Os papéis velhos voltaram para a gaveta. Brotero
compreendia bem as causas e efeitos que o levaram a pensar em suicídio, mas ele
queria recuperar o que havia sentido. “Brotero não queria julgar
através do raciocínio e sim da sensação”. Todavia, a
sensação estava tão morta quanto um nariz que tivesse sido amputado do
corpo. Brotero se consolou pensando que a crise que lhe doía agora viria a ser
uma sensação extinta como tantas outras. O dia vinha clareando. “Brotero
ergueu-se; pegou a carta que escrevera ao presidente do conselho, e chegou-a à
vela; mas recuou a tempo. ‘Não, disse ele consigo mesmo; juntemo-la aos outros
papeis velhos; inda há de ser um nariz cortado’.”
Passo a outra história. Há um quarto de século, José
Raimundo Maia, que estava para lançar nos Estados Unidos o seu livro sobre o ceticismo
de Machado de Assis, me contou, num saguão de hotel em Florianópolis, o quão
importante era a decisão final de Brotero. O protagonista havia superado a
perturbação em que se encontrava ao dar-se conta de que a sua carta de renúncia
não valia nem mais nem menos do que os papéis velhos que acabara de ler. Ao
fazer isso, ele se libertou dos riscos de uma decisão precipitada e encontrou a
tranquilidade (ver nota abaixo).
A despeito da minha admiração pelo José Raimundo,
sempre fui cético quanto ao happy end que ele vê em “Papéis
Velhos” e, sobretudo, sempre me pareceu que sua interpretação era demasiado
intelectualista e “passava batido”, como dizem meus alunos, pela patologia do deputado
Brotero. Uma patologia recorrente nos personagens machadianos: a indecisão e a
hesitação que decorrem de uma profunda incapacidade de agir. Vontades fracas
cujas decisões são apenas adiamentos, fugas e saltos para trás. Brotero é um
César às avessas, que está sempre atravessando o Rubicão no sentido inverso.

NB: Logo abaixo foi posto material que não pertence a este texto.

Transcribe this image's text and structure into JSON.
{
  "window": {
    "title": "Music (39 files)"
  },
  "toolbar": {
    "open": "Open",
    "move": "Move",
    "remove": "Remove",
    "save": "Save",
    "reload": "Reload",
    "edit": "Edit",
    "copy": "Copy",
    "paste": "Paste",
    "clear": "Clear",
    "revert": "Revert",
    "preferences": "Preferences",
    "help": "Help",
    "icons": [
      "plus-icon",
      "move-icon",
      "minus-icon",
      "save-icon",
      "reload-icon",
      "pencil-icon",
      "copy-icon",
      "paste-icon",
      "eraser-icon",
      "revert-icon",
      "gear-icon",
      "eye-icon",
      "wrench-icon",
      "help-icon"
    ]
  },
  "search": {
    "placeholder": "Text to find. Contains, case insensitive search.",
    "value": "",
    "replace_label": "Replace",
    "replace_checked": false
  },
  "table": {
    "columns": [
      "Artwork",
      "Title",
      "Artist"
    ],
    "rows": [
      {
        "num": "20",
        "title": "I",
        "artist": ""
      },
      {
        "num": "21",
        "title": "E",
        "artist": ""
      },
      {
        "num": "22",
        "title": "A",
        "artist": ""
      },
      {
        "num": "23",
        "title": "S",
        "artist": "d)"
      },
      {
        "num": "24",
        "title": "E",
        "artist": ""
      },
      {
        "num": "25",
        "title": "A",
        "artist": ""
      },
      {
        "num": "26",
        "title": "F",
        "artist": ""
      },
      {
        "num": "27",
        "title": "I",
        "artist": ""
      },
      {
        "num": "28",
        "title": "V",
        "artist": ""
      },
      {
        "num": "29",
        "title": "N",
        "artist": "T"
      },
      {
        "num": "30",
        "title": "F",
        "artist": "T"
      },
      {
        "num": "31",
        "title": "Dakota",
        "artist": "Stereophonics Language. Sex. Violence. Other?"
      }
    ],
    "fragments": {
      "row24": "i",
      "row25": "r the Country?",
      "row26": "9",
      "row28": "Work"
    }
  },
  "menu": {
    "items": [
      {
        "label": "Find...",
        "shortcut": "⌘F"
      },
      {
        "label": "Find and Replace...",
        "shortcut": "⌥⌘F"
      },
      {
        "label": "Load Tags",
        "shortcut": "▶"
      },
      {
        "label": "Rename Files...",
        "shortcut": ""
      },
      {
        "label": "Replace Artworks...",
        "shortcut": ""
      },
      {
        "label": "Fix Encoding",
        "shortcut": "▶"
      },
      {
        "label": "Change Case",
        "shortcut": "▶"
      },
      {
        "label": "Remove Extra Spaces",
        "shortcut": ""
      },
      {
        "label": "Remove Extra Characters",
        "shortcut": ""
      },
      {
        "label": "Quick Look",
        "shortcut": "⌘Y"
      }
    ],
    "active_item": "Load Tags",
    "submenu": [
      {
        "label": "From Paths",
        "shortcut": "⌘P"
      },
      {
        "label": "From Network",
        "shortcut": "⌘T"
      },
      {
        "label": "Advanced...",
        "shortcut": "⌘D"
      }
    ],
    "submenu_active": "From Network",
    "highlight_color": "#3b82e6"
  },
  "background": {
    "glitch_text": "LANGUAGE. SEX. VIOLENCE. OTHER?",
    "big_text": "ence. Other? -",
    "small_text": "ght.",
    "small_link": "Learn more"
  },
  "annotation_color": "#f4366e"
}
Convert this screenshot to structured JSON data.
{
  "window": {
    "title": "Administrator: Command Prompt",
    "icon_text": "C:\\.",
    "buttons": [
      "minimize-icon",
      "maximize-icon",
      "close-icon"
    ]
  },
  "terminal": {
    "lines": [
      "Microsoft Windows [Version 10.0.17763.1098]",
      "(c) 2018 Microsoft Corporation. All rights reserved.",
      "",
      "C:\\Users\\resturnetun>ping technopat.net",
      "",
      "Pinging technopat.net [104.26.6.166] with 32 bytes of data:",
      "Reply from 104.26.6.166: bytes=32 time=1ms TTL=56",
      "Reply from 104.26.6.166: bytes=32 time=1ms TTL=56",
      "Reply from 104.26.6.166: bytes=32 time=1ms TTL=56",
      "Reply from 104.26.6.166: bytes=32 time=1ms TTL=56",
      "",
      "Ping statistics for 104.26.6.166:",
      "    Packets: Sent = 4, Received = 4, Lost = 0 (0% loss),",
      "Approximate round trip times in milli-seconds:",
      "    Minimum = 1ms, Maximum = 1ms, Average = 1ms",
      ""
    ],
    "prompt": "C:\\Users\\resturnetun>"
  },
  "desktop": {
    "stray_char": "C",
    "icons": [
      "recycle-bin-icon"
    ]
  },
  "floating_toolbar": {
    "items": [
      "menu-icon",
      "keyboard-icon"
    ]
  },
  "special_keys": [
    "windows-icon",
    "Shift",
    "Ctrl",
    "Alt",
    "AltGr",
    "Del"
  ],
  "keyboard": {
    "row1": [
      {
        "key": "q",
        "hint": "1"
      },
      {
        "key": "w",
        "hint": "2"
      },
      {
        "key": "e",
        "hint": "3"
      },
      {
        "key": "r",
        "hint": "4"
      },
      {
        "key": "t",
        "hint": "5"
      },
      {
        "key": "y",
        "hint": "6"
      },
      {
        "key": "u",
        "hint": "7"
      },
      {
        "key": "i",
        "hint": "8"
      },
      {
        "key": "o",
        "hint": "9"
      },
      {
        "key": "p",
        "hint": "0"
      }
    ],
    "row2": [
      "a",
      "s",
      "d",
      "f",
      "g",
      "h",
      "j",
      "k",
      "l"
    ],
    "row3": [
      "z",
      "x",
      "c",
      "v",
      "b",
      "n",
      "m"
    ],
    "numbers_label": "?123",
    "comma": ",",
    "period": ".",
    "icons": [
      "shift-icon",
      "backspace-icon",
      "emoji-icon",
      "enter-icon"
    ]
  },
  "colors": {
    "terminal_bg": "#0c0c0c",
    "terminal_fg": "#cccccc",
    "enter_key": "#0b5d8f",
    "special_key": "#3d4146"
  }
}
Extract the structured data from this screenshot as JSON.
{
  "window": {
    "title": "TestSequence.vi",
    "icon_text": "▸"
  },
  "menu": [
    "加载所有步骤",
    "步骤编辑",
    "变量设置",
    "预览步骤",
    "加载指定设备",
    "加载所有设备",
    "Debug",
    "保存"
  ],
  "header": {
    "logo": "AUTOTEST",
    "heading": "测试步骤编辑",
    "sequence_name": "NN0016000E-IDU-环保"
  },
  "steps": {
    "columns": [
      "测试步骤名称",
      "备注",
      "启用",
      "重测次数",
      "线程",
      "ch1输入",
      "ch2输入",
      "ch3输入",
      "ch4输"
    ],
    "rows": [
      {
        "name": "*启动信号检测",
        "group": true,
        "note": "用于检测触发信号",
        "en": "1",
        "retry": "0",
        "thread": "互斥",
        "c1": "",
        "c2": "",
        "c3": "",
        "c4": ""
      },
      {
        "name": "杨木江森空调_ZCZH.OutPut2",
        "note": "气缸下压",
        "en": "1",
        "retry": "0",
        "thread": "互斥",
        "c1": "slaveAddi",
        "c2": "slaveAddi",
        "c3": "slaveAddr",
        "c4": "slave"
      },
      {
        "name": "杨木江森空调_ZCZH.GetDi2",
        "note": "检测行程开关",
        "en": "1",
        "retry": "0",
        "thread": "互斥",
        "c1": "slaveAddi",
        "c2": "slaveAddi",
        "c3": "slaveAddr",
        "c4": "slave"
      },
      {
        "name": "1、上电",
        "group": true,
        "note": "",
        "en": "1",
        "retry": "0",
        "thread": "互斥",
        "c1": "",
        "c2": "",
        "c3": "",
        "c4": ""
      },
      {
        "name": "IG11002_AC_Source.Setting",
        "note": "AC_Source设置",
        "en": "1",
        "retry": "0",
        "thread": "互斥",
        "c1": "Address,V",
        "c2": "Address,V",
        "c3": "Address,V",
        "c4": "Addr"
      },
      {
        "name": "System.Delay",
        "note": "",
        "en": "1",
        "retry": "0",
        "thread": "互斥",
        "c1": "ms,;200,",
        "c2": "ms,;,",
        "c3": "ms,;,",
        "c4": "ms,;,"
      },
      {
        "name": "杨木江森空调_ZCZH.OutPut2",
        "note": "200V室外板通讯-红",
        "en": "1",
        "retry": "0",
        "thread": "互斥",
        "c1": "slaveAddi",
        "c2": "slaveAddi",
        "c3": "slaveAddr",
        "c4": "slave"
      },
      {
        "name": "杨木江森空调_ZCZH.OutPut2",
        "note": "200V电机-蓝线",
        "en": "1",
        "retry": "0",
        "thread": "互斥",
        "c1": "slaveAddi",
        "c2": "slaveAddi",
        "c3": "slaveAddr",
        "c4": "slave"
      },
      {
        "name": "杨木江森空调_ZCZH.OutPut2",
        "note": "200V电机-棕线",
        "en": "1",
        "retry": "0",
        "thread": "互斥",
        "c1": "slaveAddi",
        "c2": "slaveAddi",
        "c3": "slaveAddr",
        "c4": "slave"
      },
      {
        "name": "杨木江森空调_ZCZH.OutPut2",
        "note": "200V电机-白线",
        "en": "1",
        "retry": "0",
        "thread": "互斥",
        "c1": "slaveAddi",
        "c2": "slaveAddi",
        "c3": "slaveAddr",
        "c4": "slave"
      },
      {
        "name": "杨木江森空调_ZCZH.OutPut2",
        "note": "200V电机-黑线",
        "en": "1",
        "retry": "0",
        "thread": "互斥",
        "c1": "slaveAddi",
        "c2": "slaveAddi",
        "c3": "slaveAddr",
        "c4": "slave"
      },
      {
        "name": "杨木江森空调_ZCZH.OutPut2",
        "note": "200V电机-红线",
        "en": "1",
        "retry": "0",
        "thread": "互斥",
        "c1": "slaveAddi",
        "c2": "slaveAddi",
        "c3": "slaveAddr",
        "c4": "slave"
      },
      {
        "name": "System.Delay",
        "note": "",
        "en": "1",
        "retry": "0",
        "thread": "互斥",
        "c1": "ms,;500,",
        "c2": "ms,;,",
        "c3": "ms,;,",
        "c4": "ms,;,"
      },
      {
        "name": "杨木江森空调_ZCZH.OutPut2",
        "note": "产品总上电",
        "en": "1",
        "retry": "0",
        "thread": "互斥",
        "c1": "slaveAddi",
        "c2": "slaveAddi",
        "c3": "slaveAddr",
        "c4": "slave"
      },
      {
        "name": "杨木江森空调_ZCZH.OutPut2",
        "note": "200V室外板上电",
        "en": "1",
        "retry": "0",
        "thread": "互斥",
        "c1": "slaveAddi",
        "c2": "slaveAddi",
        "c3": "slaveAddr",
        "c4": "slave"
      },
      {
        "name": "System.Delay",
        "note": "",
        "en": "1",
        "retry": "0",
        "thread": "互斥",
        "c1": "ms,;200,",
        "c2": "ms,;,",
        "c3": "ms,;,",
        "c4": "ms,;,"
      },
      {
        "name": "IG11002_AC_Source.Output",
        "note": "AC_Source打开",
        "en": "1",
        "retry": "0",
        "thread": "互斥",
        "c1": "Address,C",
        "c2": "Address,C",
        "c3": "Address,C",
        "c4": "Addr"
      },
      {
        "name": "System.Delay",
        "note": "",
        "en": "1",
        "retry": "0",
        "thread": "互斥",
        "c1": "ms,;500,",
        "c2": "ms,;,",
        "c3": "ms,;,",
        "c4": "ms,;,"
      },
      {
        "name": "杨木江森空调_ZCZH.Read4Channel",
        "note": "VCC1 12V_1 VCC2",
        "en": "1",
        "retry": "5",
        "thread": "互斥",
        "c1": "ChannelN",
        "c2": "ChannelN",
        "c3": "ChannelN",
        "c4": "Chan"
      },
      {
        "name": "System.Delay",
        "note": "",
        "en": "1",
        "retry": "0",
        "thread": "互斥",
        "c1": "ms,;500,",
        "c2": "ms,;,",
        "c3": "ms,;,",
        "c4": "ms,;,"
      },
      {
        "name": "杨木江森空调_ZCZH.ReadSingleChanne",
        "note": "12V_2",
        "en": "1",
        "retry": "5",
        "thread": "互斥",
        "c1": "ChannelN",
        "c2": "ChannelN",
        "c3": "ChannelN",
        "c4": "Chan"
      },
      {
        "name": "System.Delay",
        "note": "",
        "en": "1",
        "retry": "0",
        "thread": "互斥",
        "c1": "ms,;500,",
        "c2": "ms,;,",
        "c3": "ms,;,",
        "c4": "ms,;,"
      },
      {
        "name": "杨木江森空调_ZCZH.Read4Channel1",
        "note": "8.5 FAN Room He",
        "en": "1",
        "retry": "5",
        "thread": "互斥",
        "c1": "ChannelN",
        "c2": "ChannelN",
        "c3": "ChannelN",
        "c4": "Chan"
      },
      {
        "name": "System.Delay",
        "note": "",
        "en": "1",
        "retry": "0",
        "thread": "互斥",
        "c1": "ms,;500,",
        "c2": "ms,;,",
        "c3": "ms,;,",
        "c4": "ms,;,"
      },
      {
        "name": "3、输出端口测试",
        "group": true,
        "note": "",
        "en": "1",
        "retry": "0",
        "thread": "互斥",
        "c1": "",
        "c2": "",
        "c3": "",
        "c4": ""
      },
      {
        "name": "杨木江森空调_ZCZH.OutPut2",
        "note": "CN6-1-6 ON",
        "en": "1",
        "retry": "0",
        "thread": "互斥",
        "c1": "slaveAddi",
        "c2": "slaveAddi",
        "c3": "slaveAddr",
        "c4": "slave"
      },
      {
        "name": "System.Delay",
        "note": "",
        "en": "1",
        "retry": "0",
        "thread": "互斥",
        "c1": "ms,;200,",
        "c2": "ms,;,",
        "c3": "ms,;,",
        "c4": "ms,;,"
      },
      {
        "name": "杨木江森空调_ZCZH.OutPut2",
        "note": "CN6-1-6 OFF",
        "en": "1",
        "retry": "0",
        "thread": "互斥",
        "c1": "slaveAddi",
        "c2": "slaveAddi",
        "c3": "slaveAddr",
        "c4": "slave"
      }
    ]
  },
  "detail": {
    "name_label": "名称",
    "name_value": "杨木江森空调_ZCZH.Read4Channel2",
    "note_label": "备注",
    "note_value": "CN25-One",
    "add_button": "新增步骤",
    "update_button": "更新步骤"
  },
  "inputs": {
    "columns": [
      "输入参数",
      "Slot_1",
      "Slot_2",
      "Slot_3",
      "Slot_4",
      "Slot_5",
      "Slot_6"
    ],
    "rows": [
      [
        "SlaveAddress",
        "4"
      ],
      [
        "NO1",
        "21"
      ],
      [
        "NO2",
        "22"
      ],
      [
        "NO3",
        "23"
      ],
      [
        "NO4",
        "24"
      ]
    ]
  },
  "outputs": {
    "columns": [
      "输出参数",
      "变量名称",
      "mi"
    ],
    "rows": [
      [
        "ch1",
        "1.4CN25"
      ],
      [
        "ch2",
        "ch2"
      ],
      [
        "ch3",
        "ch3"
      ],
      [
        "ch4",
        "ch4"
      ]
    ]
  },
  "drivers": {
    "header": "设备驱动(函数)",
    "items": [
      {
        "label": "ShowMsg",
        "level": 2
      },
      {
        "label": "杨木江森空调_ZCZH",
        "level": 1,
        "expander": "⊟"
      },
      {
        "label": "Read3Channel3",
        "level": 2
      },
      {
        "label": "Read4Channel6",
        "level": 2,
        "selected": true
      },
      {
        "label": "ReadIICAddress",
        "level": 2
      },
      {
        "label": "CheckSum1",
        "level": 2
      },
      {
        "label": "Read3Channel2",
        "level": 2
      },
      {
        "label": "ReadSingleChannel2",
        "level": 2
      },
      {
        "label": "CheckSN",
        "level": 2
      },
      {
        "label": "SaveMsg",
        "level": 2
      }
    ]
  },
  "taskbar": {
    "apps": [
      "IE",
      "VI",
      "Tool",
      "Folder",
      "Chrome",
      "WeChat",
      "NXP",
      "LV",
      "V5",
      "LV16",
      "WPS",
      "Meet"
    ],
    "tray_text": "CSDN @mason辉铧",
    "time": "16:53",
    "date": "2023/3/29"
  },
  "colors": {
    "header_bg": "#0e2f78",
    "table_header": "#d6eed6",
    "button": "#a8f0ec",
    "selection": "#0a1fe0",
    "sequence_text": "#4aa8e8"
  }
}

Ele escreve uma carta de renúncia como havia escrito uma carta de suicídio,
depois ele desiste da renúncia assim como havia desistido do suicídio. Onde
José Raimundo Maia vê um movimento final de tranquilidade, eu vejo apenas mais
uma retração, mais uma oscilação pendular, mais um titubeio de uma vontade
débil que, como toda vontade débil, vive entre rompantes de dominação
(possessivo demais no amor, demasiado confiante na política) e as dores agudas
do amor-próprio ferido.
Como acontece a todos os fracos e reativos, o tempo
se impõe a Brotero como algo opaco e adverso, que ora se personifica em badaladas dissonantes, que pesam como admoestações, ora se sublima em abstrações tão absolutas quanto vazias: “Nada faltava a essas cartas; lá estava
o infinito, o abismo, o eterno. Um dos eternos, escrito na dobra do papel, não
se chegava a ler, mas supunha-se. A frase era esta: ‘Um só minuto do teu amor,
e estou pronto a padecer um suplício et...’ Uma traça bifara o resto da
palavra; comeu o eterno e deixou o minuto”.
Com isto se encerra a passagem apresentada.